The club had a similar lack of success in the leading local cup competition, the Perthshire Cup. Auld Dinnin' first entered in 1891, but did not win a tie until 1895–96, and even then its opponent (Vale of Ruthven) was reduced to 10 men after 7 minutes, and 9 men for the second half, through injuries. An 11–1 defeat to St Johnstone in 1899 was so bad that the club postponed a following friendly on the basis that the club "got as much football in Perth on Saturday as will serve them for a long time". Duncrub did not win in the competition again until 1904 and only ever won three other ties in the tournament, all against the Black Watch side.

===Perthshire League===

In 1898, the club was one of the seven smaller Perthshire clubs to agree to form the Perthshire League. Having helped to set up the League, the club then decided not to take part; it finally made its league bow in 1901–02, and with 2 games remaining required either a win over the Stanley club, or a draw against Stanley and avoiding defeat against Scone. Three of the seven clubs had withdrawn from the competition during the season, and the League prevaricated over whether to expunge the fixtures or give 2 points to the surviving clubs for all unplayed fixtures. Duncrub lost both matches; a protest against Stanley on the basis of spectator encroachment causing the game to be finished 10 minutes early, one of the Stanley goals having not passed between the posts, and Stanley had fielded an unregistered player was dismissed and Stanley was declared champion.
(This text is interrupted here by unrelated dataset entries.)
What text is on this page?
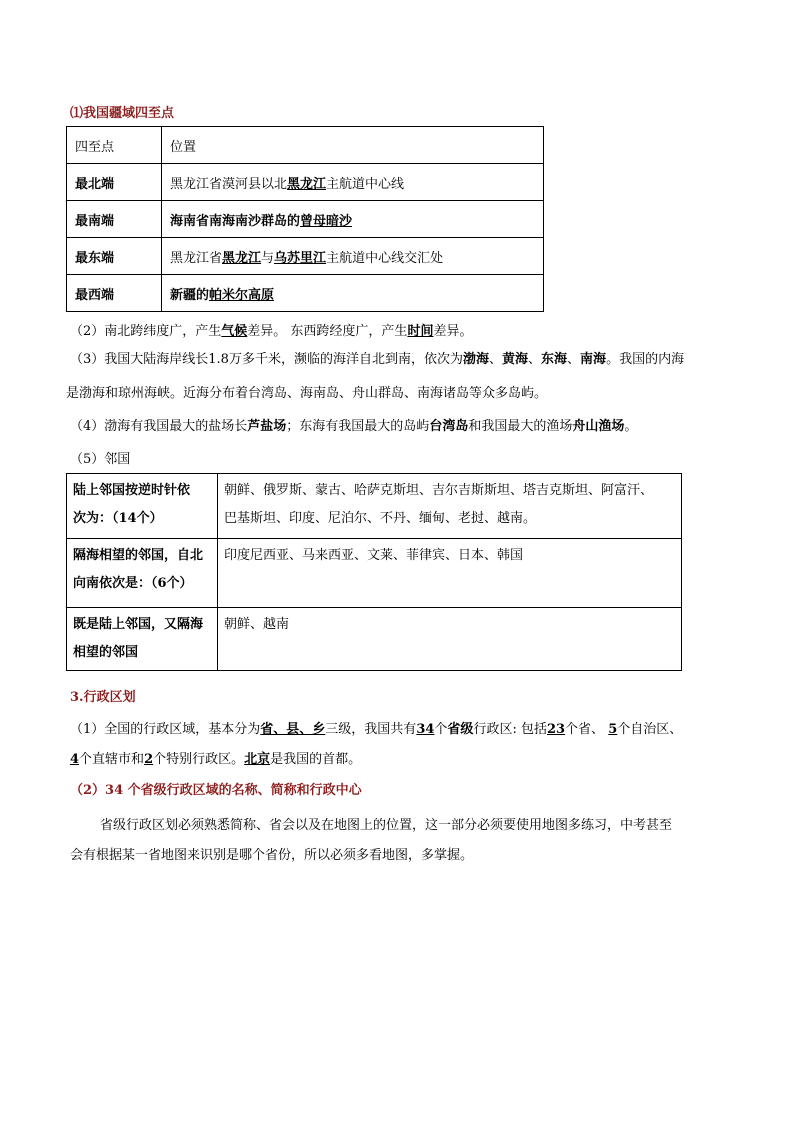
⑴我国疆域四至点
四至点	位置
最北端	黑龙江省漠河县以北黑龙江主航道中心线
最南端	海南省南海南沙群岛的曾母暗沙
最东端	黑龙江省黑龙江与乌苏里江主航道中心线交汇处
最西端	新疆的帕米尔高原
（2）南北跨纬度广，产生气候差异。 东西跨经度广，产生时间差异。
（3）我国大陆海岸线长1.8万多千米，濒临的海洋自北到南，依次为渤海、黄海、东海、南海。我国的内海
是渤海和琼州海峡。近海分布着台湾岛、海南岛、舟山群岛、南海诸岛等众多岛屿。
（4）渤海有我国最大的盐场长芦盐场；东海有我国最大的岛屿台湾岛和我国最大的渔场舟山渔场。
（5）邻国
陆上邻国按逆时针依
次为：（14个）	朝鲜、俄罗斯、蒙古、哈萨克斯坦、吉尔吉斯斯坦、塔吉克斯坦、阿富汗、
巴基斯坦、印度、尼泊尔、不丹、缅甸、老挝、越南。
隔海相望的邻国，自北
向南依次是：（6个）	印度尼西亚、马来西亚、文莱、菲律宾、日本、韩国
既是陆上邻国，又隔海
相望的邻国	朝鲜、越南
3.行政区划
（1）全国的行政区域，基本分为省、县、乡三级，我国共有34个省级行政区: 包括23个省、 5个自治区、
4个直辖市和2个特别行政区。北京是我国的首都。
（2）34 个省级行政区域的名称、简称和行政中心
省级行政区划必须熟悉简称、省会以及在地图上的位置，这一部分必须要使用地图多练习，中考甚至
会有根据某一省地图来识别是哪个省份，所以必须多看地图，多掌握。
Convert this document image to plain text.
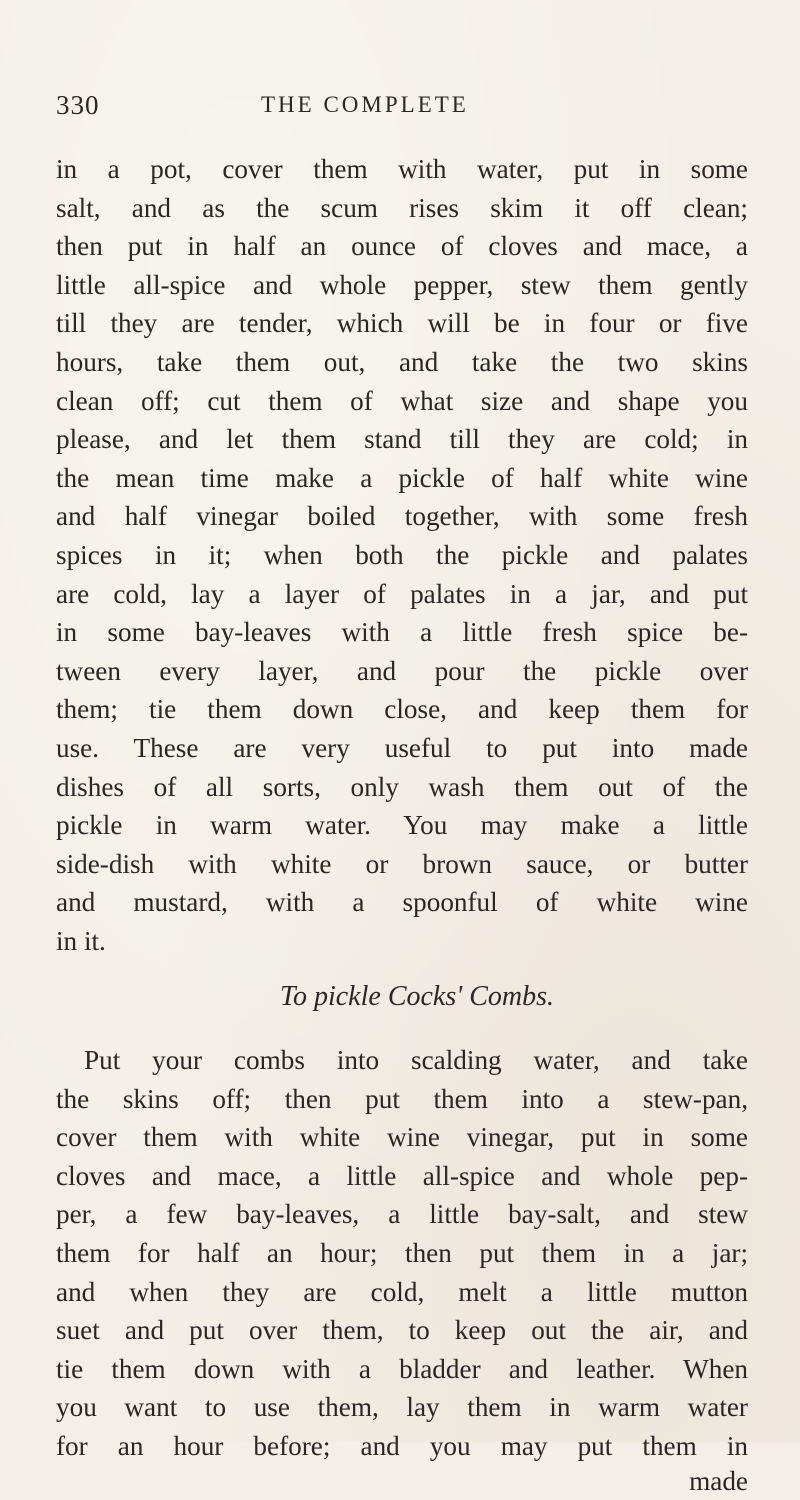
330	THE COMPLETE
in a pot, cover them with water, put in some
salt, and as the scum rises skim it off clean;
then put in half an ounce of cloves and mace, a
little all-spice and whole pepper, stew them gently
till they are tender, which will be in four or five
hours, take them out, and take the two skins
clean off; cut them of what size and shape you
please, and let them stand till they are cold; in
the mean time make a pickle of half white wine
and half vinegar boiled together, with some fresh
spices in it; when both the pickle and palates
are cold, lay a layer of palates in a jar, and put
in some bay-leaves with a little fresh spice be-
tween every layer, and pour the pickle over
them; tie them down close, and keep them for
use. These are very useful to put into made
dishes of all sorts, only wash them out of the
pickle in warm water. You may make a little
side-dish with white or brown sauce, or butter
and mustard, with a spoonful of white wine
in it.
To pickle Cocks' Combs.
Put your combs into scalding water, and take
the skins off; then put them into a stew-pan,
cover them with white wine vinegar, put in some
cloves and mace, a little all-spice and whole pep-
per, a few bay-leaves, a little bay-salt, and stew
them for half an hour; then put them in a jar;
and when they are cold, melt a little mutton
suet and put over them, to keep out the air, and
tie them down with a bladder and leather. When
you want to use them, lay them in warm water
for an hour before; and you may put them in
made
It was the closest Duncrub came to winning the title again. Duncrub withdrew from the league near the end of the 1905–06 season, having not played a home match after October 1905 owing to "a mismanagement regarding the remaining fixtures" to be played in Dunning.

===End of the club===

The club's last entry to the Perthshire Cup was in 1909–10, and, after losing to Huntingtower in the second round, the club did not take part in the Perthshire Consolation Cup for teams which had been knocked out of the main competition (the competition had been the idea of the club's Harry Christie). The last recorded match for the club was against a side of former players, as a benefit match for three "veterans" who were emigrating.

==Colours==

The club's colours were as follows:

- 1894–95: blue and white
- 1895–97: white
- 1897 onwards: black and white

==Ground==

The club's pitch was in or around Duncrub Park, and was described as Croft Park, the Games Park, Cow-feeders Park, and Crofts Park. The ground's facilities seem to have been non-existent as no ground is marked out on the contemporary Ordnance Survey maps, and Dundee Wanderers F.C. complained that the club did not have a private ground.